A presidente interina não informou oficialmente a quantidade de desaparecidos, mas a Organização das Nações Unidas (ONU) estima que mais de 50 mil pessoas continuam não localizadas. Um site independente que monitora os desaparecidos na Venezuela registra 54.518 nomes, dos quais 16.114 já foram encontrados. A diferença entre os dados oficiais e as estimativas da ONU e de organizações civis evidencia a dificuldade do governo em contabilizar integralmente os efeitos da catástrofe.

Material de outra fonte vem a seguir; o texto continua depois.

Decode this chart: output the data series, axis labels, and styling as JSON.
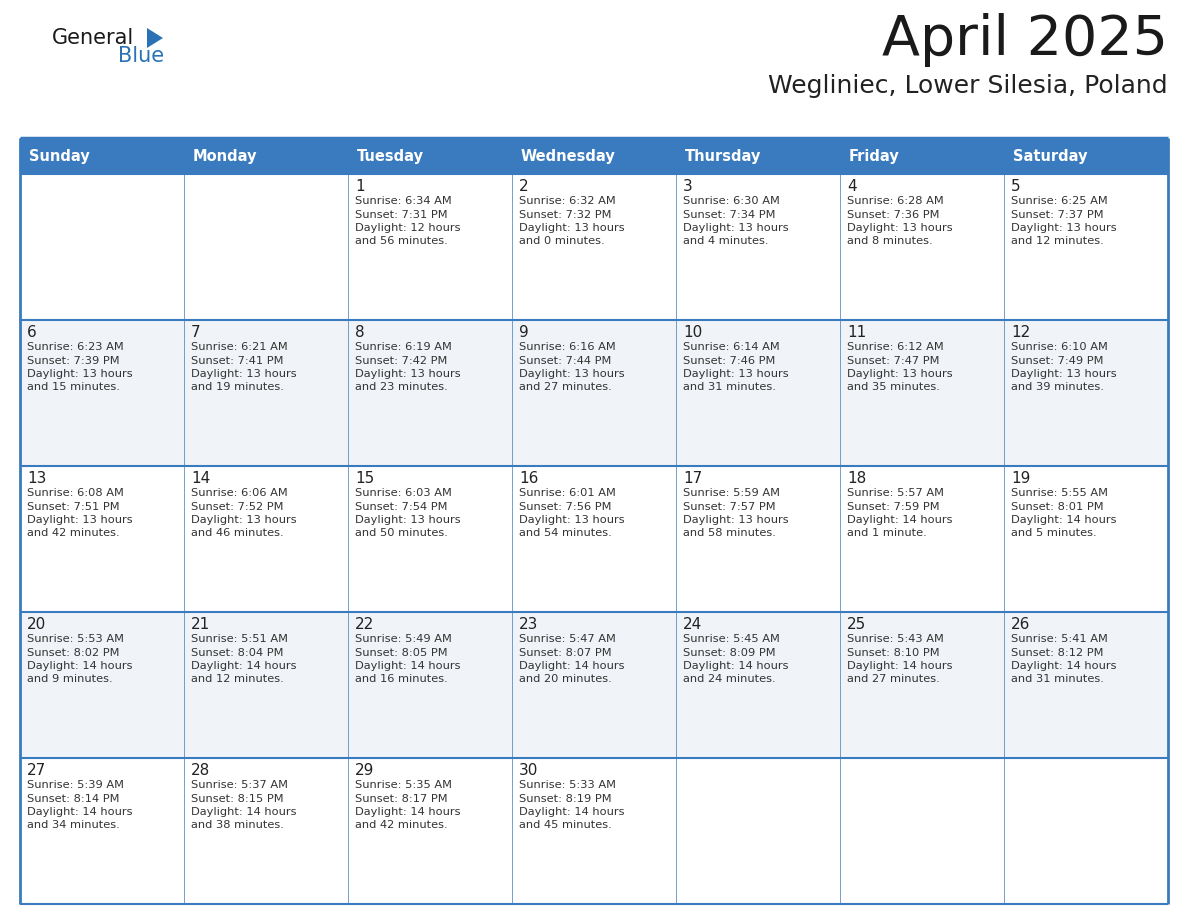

Em entrevista coletiva, Delcy Rodriguez afirmou que recebeu telefonemas de 72 chefes de Estado e de governos de diversos países, aos quais pediu o envio imediato de equipes de resgate. “Nosso primeiro objetivo é salvar vidas. Necessitamos de resgatistas”, declarou à imprensa. A presidente interina destacou que a prioridade absoluta é localizar sobreviventes sob os escombros.

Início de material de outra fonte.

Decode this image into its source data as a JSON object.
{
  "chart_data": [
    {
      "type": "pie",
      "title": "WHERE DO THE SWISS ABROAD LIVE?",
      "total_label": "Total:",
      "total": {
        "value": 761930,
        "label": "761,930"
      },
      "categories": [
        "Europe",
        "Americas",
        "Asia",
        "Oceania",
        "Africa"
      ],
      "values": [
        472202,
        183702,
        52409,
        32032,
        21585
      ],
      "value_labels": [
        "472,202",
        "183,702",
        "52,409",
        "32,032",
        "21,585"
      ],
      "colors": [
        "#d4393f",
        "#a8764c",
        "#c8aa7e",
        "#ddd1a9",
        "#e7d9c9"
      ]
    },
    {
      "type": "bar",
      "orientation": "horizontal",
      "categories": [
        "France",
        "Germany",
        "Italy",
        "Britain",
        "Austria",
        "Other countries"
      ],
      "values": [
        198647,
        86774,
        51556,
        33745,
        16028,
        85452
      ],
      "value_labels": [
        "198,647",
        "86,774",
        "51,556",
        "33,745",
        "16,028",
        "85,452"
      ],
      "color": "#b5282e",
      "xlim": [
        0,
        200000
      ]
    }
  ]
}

Os dois terremotos ocorreram no início da noite do dia 24 de junho, com magnitudes de 7,2 e 7,5, respectivamente, e com menos de um minuto de intervalo entre eles. Após os impactos iniciais, pelo menos vinte réplicas foram registradas, agravando os danos e dificultando as operações de busca. O estado de La Guaira, localizado a menos de uma hora de distância da capital Caracas, foi o mais severamente atingido, com prédios, casas e outras edificações completamente destruídos.
A comunidade internacional respondeu ao pedido de ajuda da Venezuela. Países como Estados Unidos, China, Brasil, México e Reino Unido enviaram equipes de resgate, equipamentos, medicamentos e alimentos para auxiliar as vítimas. A mobilização global reflete a gravidade da situação humanitária no país.

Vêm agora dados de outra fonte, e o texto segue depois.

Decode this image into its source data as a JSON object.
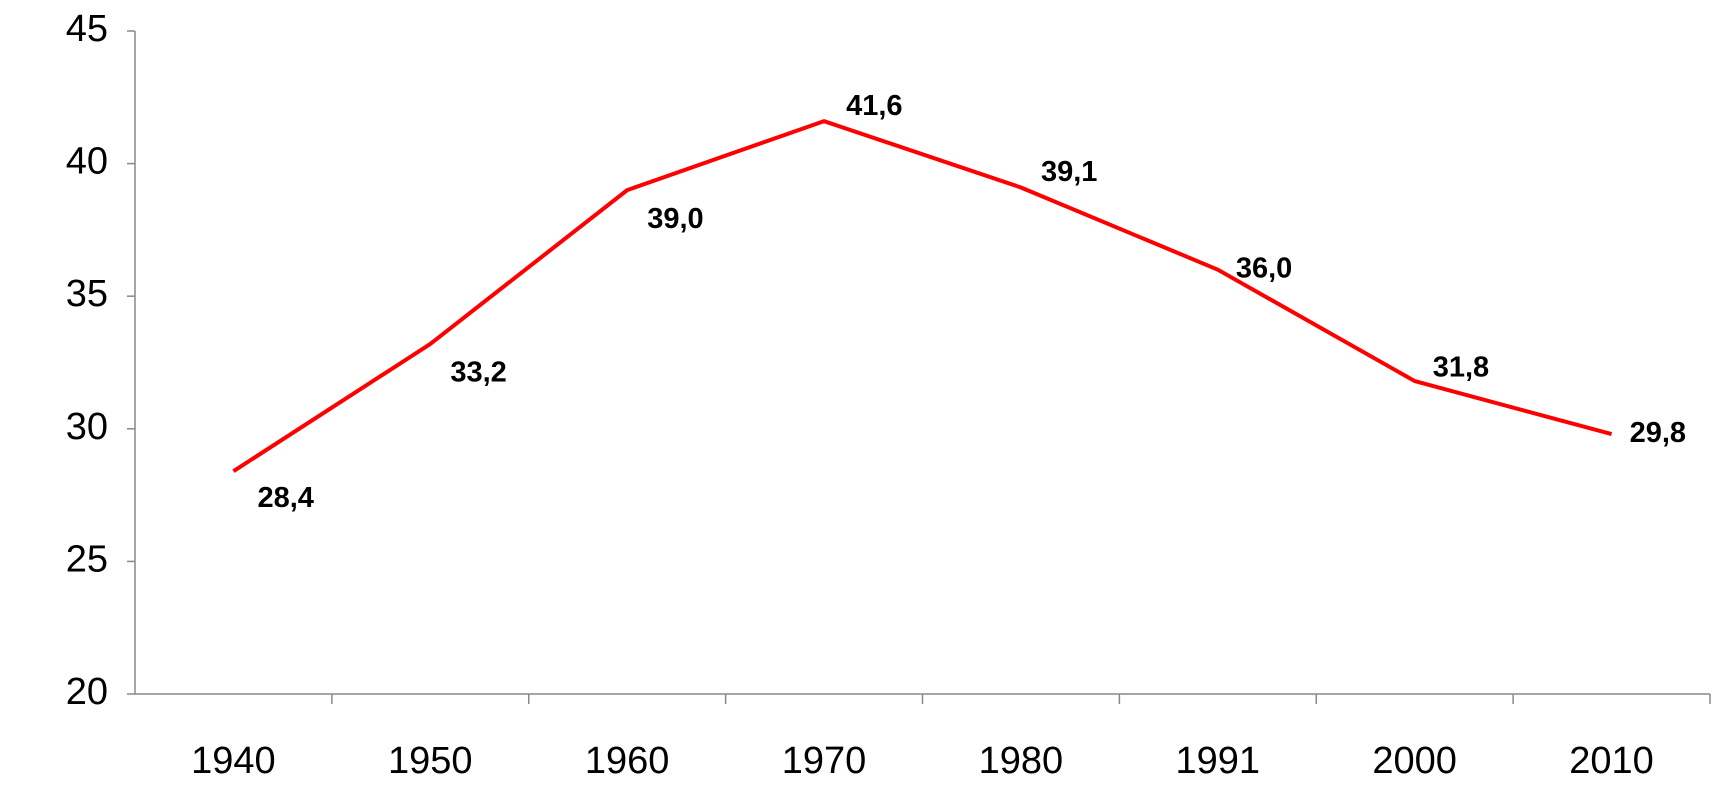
{
  "chart_data": {
    "type": "line",
    "categories": [
      "1940",
      "1950",
      "1960",
      "1970",
      "1980",
      "1991",
      "2000",
      "2010"
    ],
    "series": [
      {
        "color": "#ff0000",
        "values": [
          28.4,
          33.2,
          39.0,
          41.6,
          39.1,
          36.0,
          31.8,
          29.8
        ],
        "value_labels": [
          "28,4",
          "33,2",
          "39,0",
          "41,6",
          "39,1",
          "36,0",
          "31,8",
          "29,8"
        ]
      }
    ],
    "ylim": [
      20,
      45
    ],
    "yticks": [
      20,
      25,
      30,
      35,
      40,
      45
    ],
    "grid": false
  }
}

A tragédia também gerou uma onda de solidariedade entre os venezuelanos. Relatos de resgates milagrosos, como o de um homem retirado dos escombros oito dias após os terremotos, trouxeram um alento em meio ao luto. A Agência da ONU para Refugiados (Acnur) solicitou US$ 14,85 milhões para apoiar as operações de assistência às vítimas.
Apesar dos esforços, a falta de informações oficiais sobre os desaparecidos e a lentidão na contabilização dos mortos geram críticas da oposição e de organizações de direitos humanos. A Defesa Civil venezuelana, sobrecarregada, trabalha em conjunto com as equipes estrangeiras para acelerar as buscas.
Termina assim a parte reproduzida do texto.